I believe it was the beginning of 2019, the VA changed their guidelines to protect veterans and not allow what they call churning. So part of those guidelines is that you have to make six consecutive payments on any VA loan. You can refinance it into another VA loan. Okay.
Now this is really important to understand you need six consecutive payments.
When the cares act came out, when COVID-19 it took a while for the VA to start releasing guidelines on how they were going to treat people coming out of forbearance after they went into forbearance. So right around June or July, they actually did come out.
I think it was June and they released guidance and they basically said, you can’t count the skipped payments against a veteran. So the payments that were skipped cannot be used against you. They cannot be counted against you. Now you do have to have made six consecutive payments. So here’s the guideline that’s actually in the circular.
The borrower must make at least six consecutive monthly payments on the loan being refinanced. For example, in a case where a borrower made five consecutive payments before invoking a CARES Act forbearance, such borrower would need to make six additional consecutive payments, post forbearance, in order to meet the seasoning requirement.
The borrower must make at least six consecutive monthly payments on the loan being refinanced. And here’s what throws the underwriters off.
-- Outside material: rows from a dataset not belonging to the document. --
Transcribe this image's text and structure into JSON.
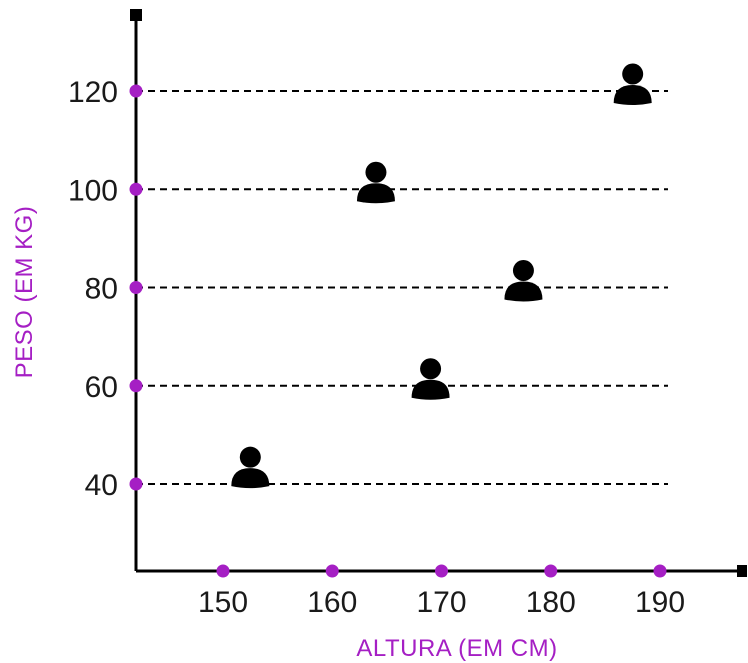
{
  "chart_data": {
    "type": "scatter",
    "title": "",
    "xlabel": "ALTURA (EM CM)",
    "ylabel": "PESO (EM KG)",
    "x_ticks": [
      150,
      160,
      170,
      180,
      190
    ],
    "y_ticks": [
      40,
      60,
      80,
      100,
      120
    ],
    "xlim": [
      142,
      198
    ],
    "ylim": [
      24,
      135
    ],
    "grid": "horizontal dashed lines",
    "marker": "person-icon",
    "points": [
      {
        "x": 152.5,
        "y": 42
      },
      {
        "x": 169,
        "y": 60
      },
      {
        "x": 177.5,
        "y": 80
      },
      {
        "x": 164,
        "y": 100
      },
      {
        "x": 187.5,
        "y": 120
      }
    ]
  },
  "colors": {
    "accent": "#a51fc4",
    "axis": "#000000",
    "marker": "#000000"
  }
}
The example they give is this, for example, In a case where a borrower has made five consecutive payments before invoking the cares act, that borrower would need to make six additional consecutive payments after the forbearance, in order to meet the seasoning requirement.
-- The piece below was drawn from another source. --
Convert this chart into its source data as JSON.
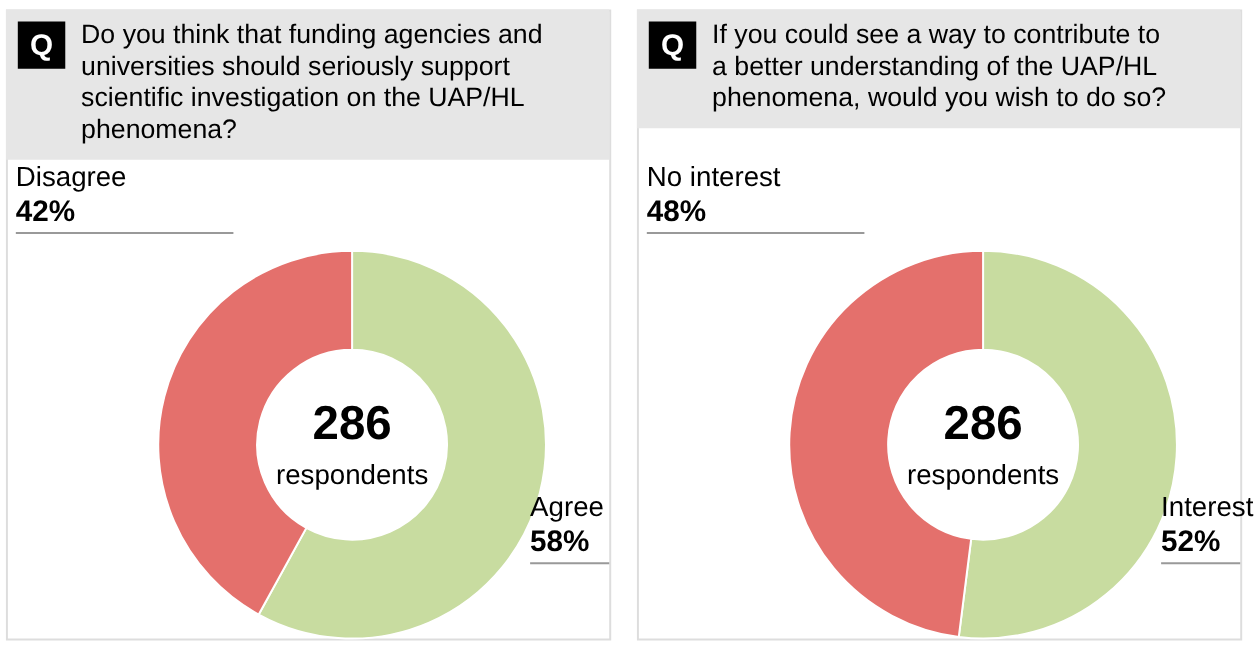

Now what’s happening is the underwriters are reading that and they’re only reading the part that says you have to make six consecutive payments. Post forbearance. But what it specifically says is if you only made five payments before going into forbearance, then you would have to make six payments after forbearance, before being able to refinance.
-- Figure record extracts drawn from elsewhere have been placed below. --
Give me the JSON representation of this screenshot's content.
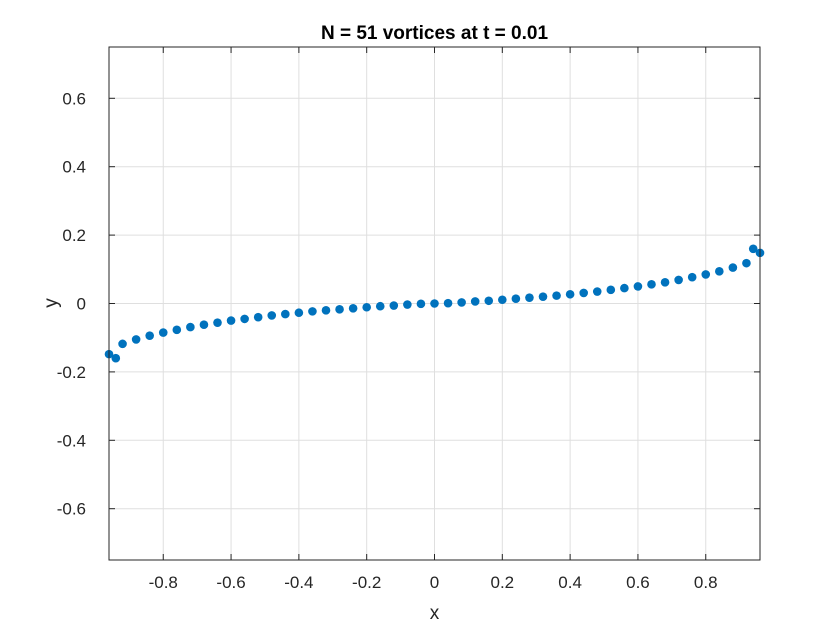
{
  "chart_data": {
    "type": "scatter",
    "title": "N = 51 vortices at t = 0.01",
    "xlabel": "x",
    "ylabel": "y",
    "xlim": [
      -0.96,
      0.96
    ],
    "ylim": [
      -0.75,
      0.75
    ],
    "xticks": [
      -0.8,
      -0.6,
      -0.4,
      -0.2,
      0,
      0.2,
      0.4,
      0.6,
      0.8
    ],
    "yticks": [
      -0.6,
      -0.4,
      -0.2,
      0,
      0.2,
      0.4,
      0.6
    ],
    "xtick_labels": [
      "-0.8",
      "-0.6",
      "-0.4",
      "-0.2",
      "0",
      "0.2",
      "0.4",
      "0.6",
      "0.8"
    ],
    "ytick_labels": [
      "-0.6",
      "-0.4",
      "-0.2",
      "0",
      "0.2",
      "0.4",
      "0.6"
    ],
    "grid": true,
    "marker_color": "#0072BD",
    "series": [
      {
        "x": [
          -0.96,
          -0.94,
          -0.92,
          -0.88,
          -0.84,
          -0.8,
          -0.76,
          -0.72,
          -0.68,
          -0.64,
          -0.6,
          -0.56,
          -0.52,
          -0.48,
          -0.44,
          -0.4,
          -0.36,
          -0.32,
          -0.28,
          -0.24,
          -0.2,
          -0.16,
          -0.12,
          -0.08,
          -0.04,
          0.0,
          0.04,
          0.08,
          0.12,
          0.16,
          0.2,
          0.24,
          0.28,
          0.32,
          0.36,
          0.4,
          0.44,
          0.48,
          0.52,
          0.56,
          0.6,
          0.64,
          0.68,
          0.72,
          0.76,
          0.8,
          0.84,
          0.88,
          0.92,
          0.94,
          0.96
        ],
        "y": [
          -0.148,
          -0.16,
          -0.118,
          -0.105,
          -0.094,
          -0.085,
          -0.077,
          -0.069,
          -0.062,
          -0.056,
          -0.05,
          -0.045,
          -0.04,
          -0.035,
          -0.031,
          -0.027,
          -0.023,
          -0.02,
          -0.017,
          -0.014,
          -0.011,
          -0.008,
          -0.006,
          -0.003,
          -0.001,
          0.0,
          0.001,
          0.003,
          0.006,
          0.008,
          0.011,
          0.014,
          0.017,
          0.02,
          0.023,
          0.027,
          0.031,
          0.035,
          0.04,
          0.045,
          0.05,
          0.056,
          0.062,
          0.069,
          0.077,
          0.085,
          0.094,
          0.105,
          0.118,
          0.16,
          0.148
        ]
      }
    ]
  }
}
So if you refinance, let’s say you refinanced in 2019, and you made seven payments on your loan. And then COVID hit and you went into forbearance as long as you had six payments prior to court for Barrett’s. Then you can refinance immediately with no waiting periods. I cannot tell you how many people cause this isn’t the first time I’ve written about this.
I have another article about this on fmwh1oldlive.wpengine.com and I get this question all the time from consumers that are being told by their lender that they have to wait six months or they have to make six payments before they can refinance that is 100% wrong.
And the problem is. You are either working with a loan officer that doesn’t understand the guidelines or the loan officer is working with a underwriter that doesn’t understand the guidelines on the loan officer doesn’t know how to have a conversation with the underwriter in order to get this corrected.
What I can, 100% promise you is that if you made six payments prior to forbearance, there is no waiting period. And you are eligible to refinance either while you’re in forbearance to pay back the past due payments and maybe catch up on some bills. So you can either do an Earl, an interest rate reduction refinance without taking cash out.
Or you can do a cash out refinance. Pay off some bills consolidate your debt that you racked up during COVID. And then. Finally pay off the past due skipped payments or any skipped payments that you had after that or during the forbearance. So if you have VA questions, it’s very important that you speak with a VA expert.
I hope you found this helpful, and if somebody tells you that there is a waiting period before being able to refinance your VA loan after or during forbearance, I hope you didn’t take no for an answer.
Thank you for your Service, thanks for listening, and I hope this helps.